My gut tells me that the men in this frat will get a multi-million dollar settlement. RS will not even fight it.
dstark, fraternity members had to vacate their home, which was the fraternity house. One of my sons was in a fraternity and lived in his fraternity house for two years. That was his home. Would YOU want to feel forced out of YOUR home as the result of some bogus allegations? I can’t tell if you’re being sarcastic or not but the whole thing really is no laughing matter.
@dstark, actually I am a defense lawyer, so you sound like my kind of juror The problem with cases like this from a defense perspective is that you have bad facts, and a likely unsympathetic defendant. Add to that that there is no natural cap on damages, and it becomes hard to really evaluate your risk. Could you walk out with damages in the low six figures, yep. But if you get a couple angry jurors, you could be in the high sevens too. Of course, that same logic applies on the plaintiff’s side as well, which is why I think the case settles. If the case does get tried, and I had Rolling Stone I would try for something called a hi lo, which is a private agreement among the parties that regardless of verdict, the plaintiff would get between say 100k and 1m. If the award lands between those two numbers, that is what gets paid. If it is over, the plaintiff takes 1m, and if it is a defense verdict or nominal award, then the plaintiff get 100k. Such agreements are uncommon, and some states won’t allow them, but in the right case they can be helpful.
I don’t think either side is sympathetic, as far as jurors are concerned. Rolling Stone screwed up, clearly. OTOH, nobody who was in a fraternity or had a family member in a fraternity would be sitting on that jury, because the defense attorneys are not idiots, and fraternities’ reputation among people not connected to fraternities is not very high. The case will settle.
^^^^
That “hi lo” proposal seems like a pretty raw deal for the fraternities. Wouldn’t one of their objectives in litigating this matter be to send a strong message that fraternities are not going to take these sort of things lying down?

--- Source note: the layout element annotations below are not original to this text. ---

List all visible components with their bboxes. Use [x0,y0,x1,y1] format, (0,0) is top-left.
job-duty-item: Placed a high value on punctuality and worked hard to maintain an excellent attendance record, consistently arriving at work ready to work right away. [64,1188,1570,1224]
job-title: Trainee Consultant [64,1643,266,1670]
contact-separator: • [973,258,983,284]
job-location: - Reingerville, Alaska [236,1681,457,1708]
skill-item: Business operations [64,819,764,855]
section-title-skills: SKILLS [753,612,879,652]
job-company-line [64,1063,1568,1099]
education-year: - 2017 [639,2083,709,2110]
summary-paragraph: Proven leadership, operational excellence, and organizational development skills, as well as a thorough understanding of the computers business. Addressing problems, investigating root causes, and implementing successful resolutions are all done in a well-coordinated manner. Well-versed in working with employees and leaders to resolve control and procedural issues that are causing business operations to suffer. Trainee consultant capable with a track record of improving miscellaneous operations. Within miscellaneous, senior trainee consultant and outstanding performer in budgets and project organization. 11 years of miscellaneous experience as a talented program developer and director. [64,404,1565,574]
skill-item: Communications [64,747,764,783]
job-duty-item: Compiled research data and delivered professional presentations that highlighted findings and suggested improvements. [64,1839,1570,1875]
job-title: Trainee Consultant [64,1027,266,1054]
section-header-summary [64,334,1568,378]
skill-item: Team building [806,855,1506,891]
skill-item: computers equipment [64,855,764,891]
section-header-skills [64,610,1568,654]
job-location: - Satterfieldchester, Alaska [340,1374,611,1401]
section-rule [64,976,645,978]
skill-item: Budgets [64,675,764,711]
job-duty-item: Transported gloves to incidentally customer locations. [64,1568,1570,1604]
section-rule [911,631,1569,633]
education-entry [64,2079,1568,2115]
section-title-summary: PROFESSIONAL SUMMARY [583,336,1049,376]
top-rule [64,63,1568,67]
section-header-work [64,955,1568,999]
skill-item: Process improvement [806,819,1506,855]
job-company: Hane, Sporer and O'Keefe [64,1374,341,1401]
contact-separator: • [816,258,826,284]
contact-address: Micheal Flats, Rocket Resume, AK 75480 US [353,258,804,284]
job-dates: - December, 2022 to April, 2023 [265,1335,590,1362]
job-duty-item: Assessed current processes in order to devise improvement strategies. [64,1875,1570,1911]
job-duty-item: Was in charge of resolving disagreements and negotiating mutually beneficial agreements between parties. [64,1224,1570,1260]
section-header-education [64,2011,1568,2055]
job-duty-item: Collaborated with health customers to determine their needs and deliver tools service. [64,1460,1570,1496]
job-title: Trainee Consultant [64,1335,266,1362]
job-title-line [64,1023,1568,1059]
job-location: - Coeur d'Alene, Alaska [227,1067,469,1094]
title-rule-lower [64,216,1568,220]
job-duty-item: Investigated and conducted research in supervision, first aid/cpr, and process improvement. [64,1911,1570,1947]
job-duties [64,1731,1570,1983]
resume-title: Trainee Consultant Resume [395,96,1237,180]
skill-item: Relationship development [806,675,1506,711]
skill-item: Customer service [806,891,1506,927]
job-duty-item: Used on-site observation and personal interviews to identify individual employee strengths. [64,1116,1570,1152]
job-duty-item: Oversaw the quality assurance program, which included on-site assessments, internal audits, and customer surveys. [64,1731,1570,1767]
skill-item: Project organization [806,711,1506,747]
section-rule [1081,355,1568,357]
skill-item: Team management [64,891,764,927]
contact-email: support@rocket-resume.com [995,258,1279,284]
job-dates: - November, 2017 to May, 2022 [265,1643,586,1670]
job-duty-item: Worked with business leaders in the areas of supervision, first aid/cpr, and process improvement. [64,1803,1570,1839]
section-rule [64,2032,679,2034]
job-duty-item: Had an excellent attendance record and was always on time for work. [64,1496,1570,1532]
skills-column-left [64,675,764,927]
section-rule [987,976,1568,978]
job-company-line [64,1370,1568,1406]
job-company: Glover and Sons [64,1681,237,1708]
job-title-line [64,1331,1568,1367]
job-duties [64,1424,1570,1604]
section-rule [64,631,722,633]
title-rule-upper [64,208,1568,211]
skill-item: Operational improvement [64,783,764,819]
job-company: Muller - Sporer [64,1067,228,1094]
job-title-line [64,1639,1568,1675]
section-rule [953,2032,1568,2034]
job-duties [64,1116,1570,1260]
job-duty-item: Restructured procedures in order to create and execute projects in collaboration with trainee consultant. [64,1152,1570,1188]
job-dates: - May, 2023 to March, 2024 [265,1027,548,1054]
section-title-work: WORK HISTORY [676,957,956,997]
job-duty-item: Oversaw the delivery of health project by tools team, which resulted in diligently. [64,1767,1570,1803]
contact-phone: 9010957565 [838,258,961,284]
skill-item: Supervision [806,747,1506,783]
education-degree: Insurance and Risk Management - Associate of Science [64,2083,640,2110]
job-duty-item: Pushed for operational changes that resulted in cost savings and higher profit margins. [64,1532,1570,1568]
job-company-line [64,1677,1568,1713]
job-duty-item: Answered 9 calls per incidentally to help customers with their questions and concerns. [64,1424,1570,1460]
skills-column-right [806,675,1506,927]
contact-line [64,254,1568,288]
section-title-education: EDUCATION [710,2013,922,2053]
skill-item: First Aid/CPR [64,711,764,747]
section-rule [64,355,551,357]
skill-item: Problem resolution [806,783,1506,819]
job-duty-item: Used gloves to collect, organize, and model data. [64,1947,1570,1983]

I would think trying the case is what they are going to want to do, no matter what.
If they lose or get a nominal amount, at least they have signaled that people better be prepared to spend $ on legal costs because they will go after you. But putting a cap of a million on that jury award? What it their incentive to agree to that deal? Why not just go for broke? They are pretty well funded and I am not sure that the monetary award here would really be their sole objective.
I was just using random numbers. And the reason a hi lo would work here is exactly because the frat may want to try the case to make a point. The hi lo wouldn’t be disclosed to the jury, and it guarantees that some money gets into the pockets of the guys who went through this, while also ensuring that the lawyers get paid, which as we all know is the most important part.
@cardinal fang, each side only gets three challenges not based on cause, so I wouldn’t count on being able to exclude everyone who was in a frat from the jury pool. Now, they can probably exclude for cause everybody who thinks that women who go to frat parties deserve whatever they get, the same as the plaintiff will try and exclude everyone who thinks that frat’s reps are so bad it doesn’t matter what you say about them. But you won’t be able to just get everyone who was in a frat off.